As with any hot technology, the pundits and the analysts are jumping on the bandwagon with their assessments of the ‘top 10’ ( or more) edge computing platforms, lists of who’s hot in the edge computing market, etc.
Latest of these is MachNation, a research firm that claims to be “exclusively dedicated to testing and benchmarking Internet of Things (IoT) platforms, middleware, and services.”
It has just put out its The 2020 IoT Edge ScoreCard, billing it “a detailed rating of 11 IoT edge platform vendors.
MachNation president and analyst Steve Hilton says it is “the industry’s most comprehensive review of IoT edge platforms.”
MachNation has certainly explored its chosen edge platforms in great depth, but you don’t have to look very far to find other organisations that come up with lists somewhat different from the 11 MachNation has selected.
Here’s its list
ADLINK, Amazon, Bosch, Crosser, Eurotech, HPE, Litmus Automation, Microsoft, Siemens, Software AG, and Telit.
In December 2019 another research firm, Datamation, published its list of 15 Top Edge Computing Companies: ADLINK, Amazon, Cisco, ClearBlade, Dell EMC, Google, Hitachi Vantara. HPE, Huawei, IBM, Microsoft, Oracle, Saguna, SAP.
Another list, published in September 2019, came from Enterprise Management 360 (EM360), which ranked them on some measure of merit that was not revealed. From one to 10 they were:
Microsoft, Amazon, Dell EMC, Cloudera, IBM, Hitachi Vantara, Cisco, ClearBlade, Saguna.
MachNation’s is certainly a more comprehensive assessment than any of the others. It has produced detailed analysis of the merits of its chosen 11. This is available only to paying customers.
It claims to have assessed its chosen vendors on four main categories: edge data processing, edge management; architecture and integration; strategy and business, and 19 sub-requirements.
Its free executive summary offers no guidance as to how, or why these were chosen, but major players like Dell EMC, Cisco and IBM — included in the other lists — are likely to be miffed at their exclusion.
However MacNation’s report does contain a series of matrices detailing its assessments of the relative merits of each on several criteria.
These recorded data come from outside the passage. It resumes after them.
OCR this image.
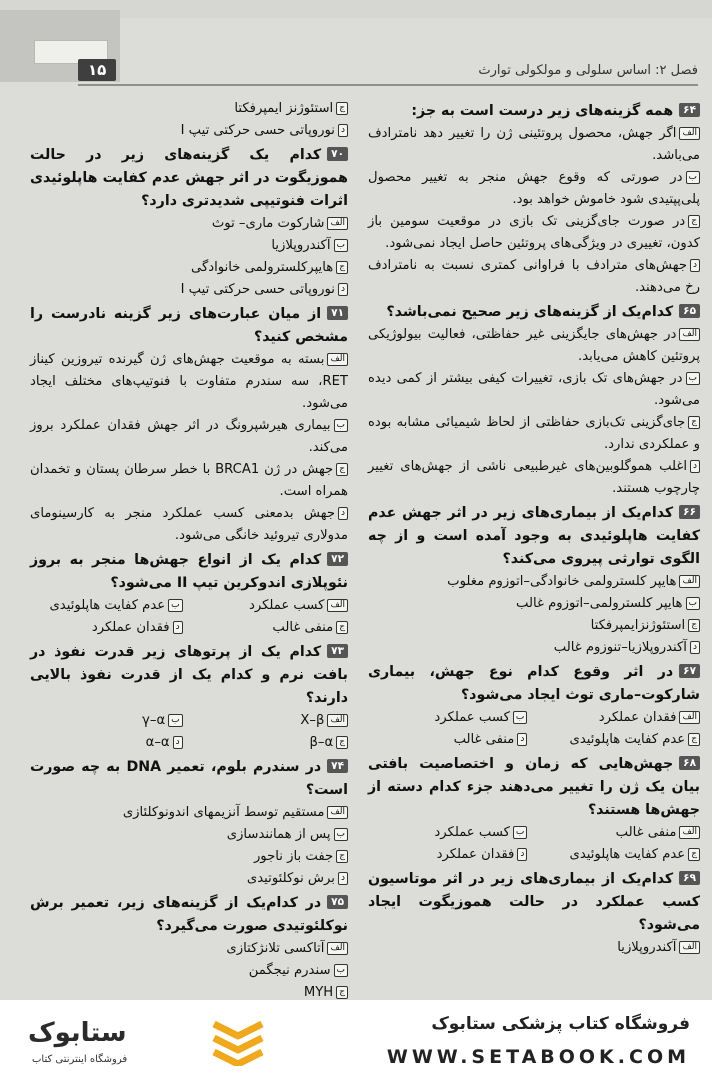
۱۵	فصل ۲: اساس سلولی و مولکولی توارث
۶۴همه گزینه‌های زیر درست است به جز:
الفاگر جهش، محصول پروتئینی ژن را تغییر دهد نامترادف می‌باشد.
بدر صورتی که وقوع جهش منجر به تغییر محصول پلی‌پپتیدی شود خاموش خواهد بود.
جدر صورت جای‌گزینی تک بازی در موقعیت سومین باز کدون، تغییری در ویژگی‌های پروتئین حاصل ایجاد نمی‌شود.
دجهش‌های مترادف با فراوانی کمتری نسبت به نامترادف رخ می‌دهند.
۶۵کدام‌یک از گزینه‌های زیر صحیح نمی‌باشد؟
الفدر جهش‌های جایگزینی غیر حفاظتی، فعالیت بیولوژیکی پروتئین کاهش می‌یابد.
بدر جهش‌های تک بازی، تغییرات کیفی بیشتر از کمی دیده می‌شود.
ججای‌گزینی تک‌بازی حفاظتی از لحاظ شیمیائی مشابه بوده و عملکردی ندارد.
داغلب هموگلوبین‌های غیرطبیعی ناشی از جهش‌های تغییر چارچوب هستند.
۶۶کدام‌یک از بیماری‌های زیر در اثر جهش عدم کفایت هاپلوئیدی به وجود آمده است و از چه الگوی توارثی پیروی می‌کند؟
الفهایپر کلسترولمی خانوادگی–اتوزوم مغلوب
بهایپر کلسترولمی–اتوزوم غالب
جاستئوژنزایمپرفکتا
دآکندروپلازیا–تنوزوم غالب
۶۷در اثر وقوع کدام نوع جهش، بیماری شارکوت–ماری توث ایجاد می‌شود؟
الففقدان عملکرد
بکسب عملکرد
جعدم کفایت هاپلوئیدی
دمنفی غالب
۶۸جهش‌هایی که زمان و اختصاصیت بافتی بیان یک ژن را تغییر می‌دهند جزء کدام دسته از جهش‌ها هستند؟
الفمنفی غالب
بکسب عملکرد
جعدم کفایت هاپلوئیدی
دفقدان عملکرد
۶۹کدام‌یک از بیماری‌های زیر در اثر موتاسیون کسب عملکرد در حالت هموزیگوت ایجاد می‌شود؟
الفآکندروپلازیا
جاستئوژنز ایمپرفکتا
دنوروپاتی حسی حرکتی تیپ I
۷۰کدام یک گزینه‌های زیر در حالت هموزیگوت در اثر جهش عدم کفایت هاپلوئیدی اثرات فنوتیپی شدیدتری دارد؟
الفشارکوت ماری– توث
بآکندروپلازیا
جهایپرکلسترولمی خانوادگی
دنوروپاتی حسی حرکتی تیپ I
۷۱از میان عبارت‌های زیر گزینه نادرست را مشخص کنید؟
الفبسته به موقعیت جهش‌های ژن گیرنده تیروزین کیناز RET، سه سندرم متفاوت با فنوتیپ‌های مختلف ایجاد می‌شود.
ببیماری هیرشپرونگ در اثر جهش فقدان عملکرد بروز می‌کند.
ججهش در ژن BRCA1 با خطر سرطان پستان و تخمدان همراه است.
دجهش بدمعنی کسب عملکرد منجر به کارسینومای مدولاری تیروئید خانگی می‌شود.
۷۲کدام یک از انواع جهش‌ها منجر به بروز نئوپلازی اندوکرین تیپ II می‌شود؟
الفکسب عملکرد
بعدم کفایت هاپلوئیدی
جمنفی غالب
دفقدان عملکرد
۷۳کدام یک از پرتوهای زیر قدرت نفوذ در بافت نرم و کدام یک از قدرت نفوذ بالایی دارند؟
الفX–β
بγ–α
جβ–α
دα–α
۷۴در سندرم بلوم، تعمیر DNA به چه صورت است؟
الفمستقیم توسط آنزیمهای اندونوکلئازی
بپس از همانندسازی
ججفت باز ناجور
دبرش نوکلئوتیدی
۷۵در کدام‌یک از گزینه‌های زیر، تعمیر برش نوکلئوتیدی صورت می‌گیرد؟
الفآتاکسی تلانژکتازی
بسندرم نیجگمن
جMYH
ستابوک
فروشگاه اینترنتی کتاب
فروشگاه کتاب پزشکی ستابوک
WWW.SETABOOK.COM
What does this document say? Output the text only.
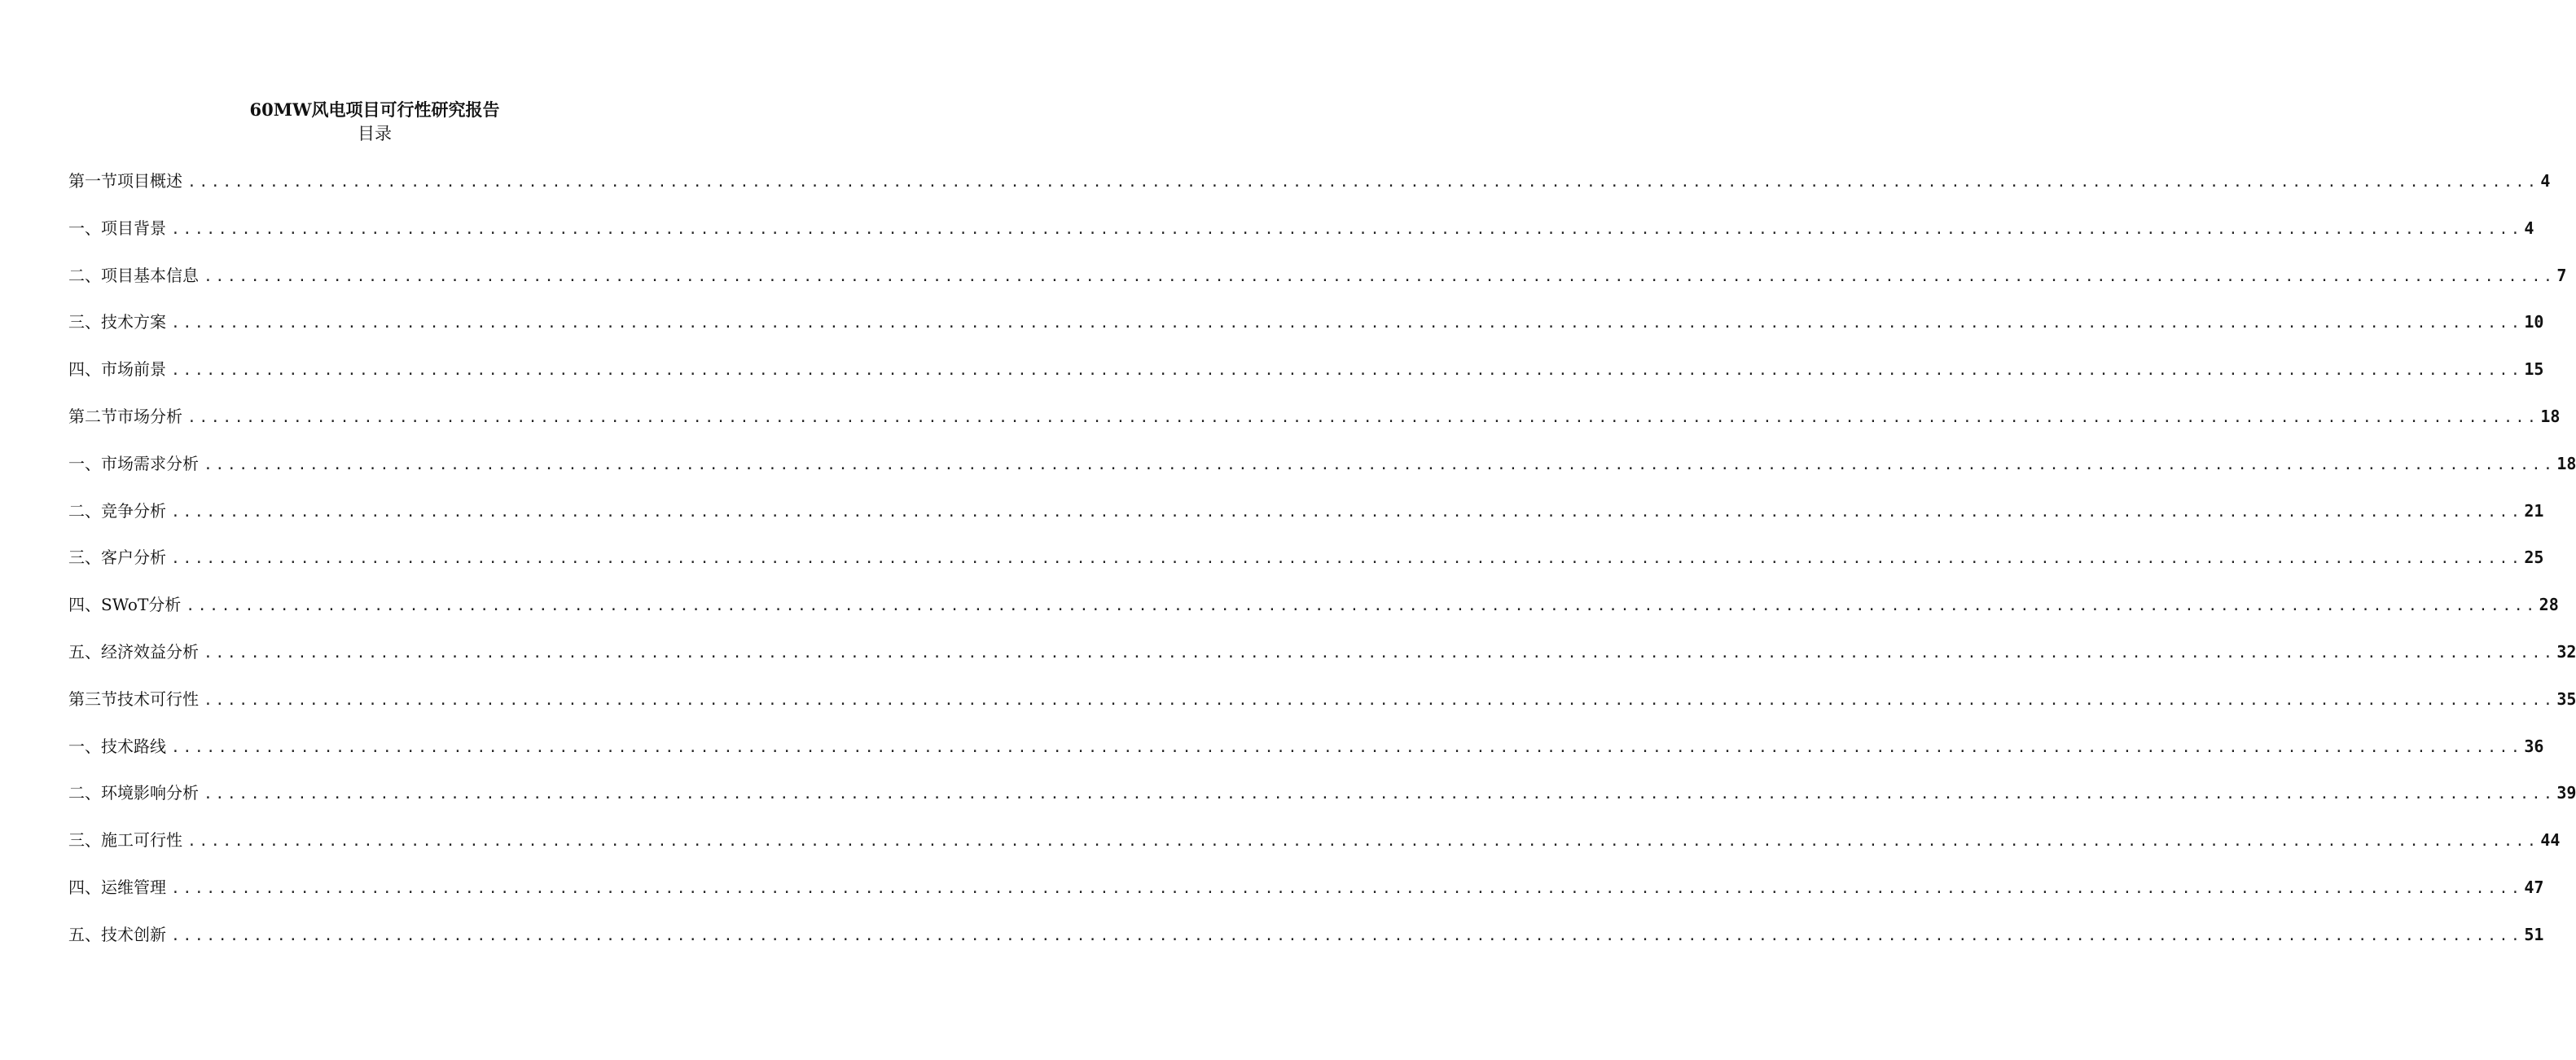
60MW风电项目可行性研究报告
目录
第一节项目概述 ........................................................................................................................................................................................................ 4
一、项目背景 ........................................................................................................................................................................................................ 4
二、项目基本信息 ........................................................................................................................................................................................................ 7
三、技术方案 ........................................................................................................................................................................................................ 10
四、市场前景 ........................................................................................................................................................................................................ 15
第二节市场分析 ........................................................................................................................................................................................................ 18
一、市场需求分析 ........................................................................................................................................................................................................ 18
二、竞争分析 ........................................................................................................................................................................................................ 21
三、客户分析 ........................................................................................................................................................................................................ 25
四、SWoT分析 ........................................................................................................................................................................................................ 28
五、经济效益分析 ........................................................................................................................................................................................................ 32
第三节技术可行性 ........................................................................................................................................................................................................ 35
一、技术路线 ........................................................................................................................................................................................................ 36
二、环境影响分析 ........................................................................................................................................................................................................ 39
三、施工可行性 ........................................................................................................................................................................................................ 44
四、运维管理 ........................................................................................................................................................................................................ 47
五、技术创新 ........................................................................................................................................................................................................ 51
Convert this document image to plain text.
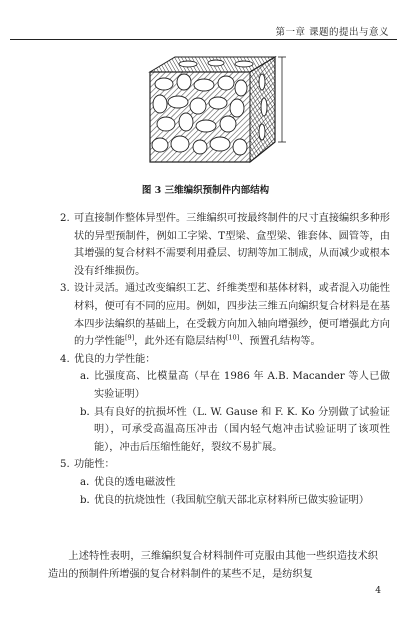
第一章 课题的提出与意义
图 3 三维编织预制件内部结构
2. 可直接制作整体异型件。三维编织可按最终制件的尺寸直接编织多种形状的异型预制件，例如工字梁、T型梁、盒型梁、锥套体、圆管等，由其增强的复合材料不需要利用叠层、切割等加工制成，从而减少或根本没有纤维损伤。
3. 设计灵活。通过改变编织工艺、纤维类型和基体材料，或者混入功能性材料，便可有不同的应用。例如，四步法三维五向编织复合材料是在基本四步法编织的基础上，在受载方向加入轴向增强纱，便可增强此方向的力学性能[9]，此外还有隐层结构[10]、预置孔结构等。
4. 优良的力学性能：
a．
比强度高、比模量高（早在 1986 年 A.B. Macander 等人已做实验证明）
b．
具有良好的抗损坏性（L. W. Gause 和 F. K. Ko 分别做了试验证明），可承受高温高压冲击（国内轻气炮冲击试验证明了该项性能），冲击后压缩性能好，裂纹不易扩展。
5. 功能性：
a．
优良的透电磁波性
b．
优良的抗烧蚀性（我国航空航天部北京材料所已做实验证明）
上述特性表明，三维编织复合材料制件可克服由其他一些织造技术织造出的预制件所增强的复合材料制件的某些不足，是纺织复
4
Datamation and EM360 offer only short paragraph on the merits of each of their chosen vendors.
Given the diversity of applications for edge computing, it’s likely to be a case of horses for courses and any general assessment of only limited use.
McKinsey, in November 2018 said it had identified 100 edge computing use cases across 11 sectors that it thought could create more than $US200 billion in hardware value in the next five to seven years.
Plenty of opportunity for all the edge vendors to tackle all these specific requirements.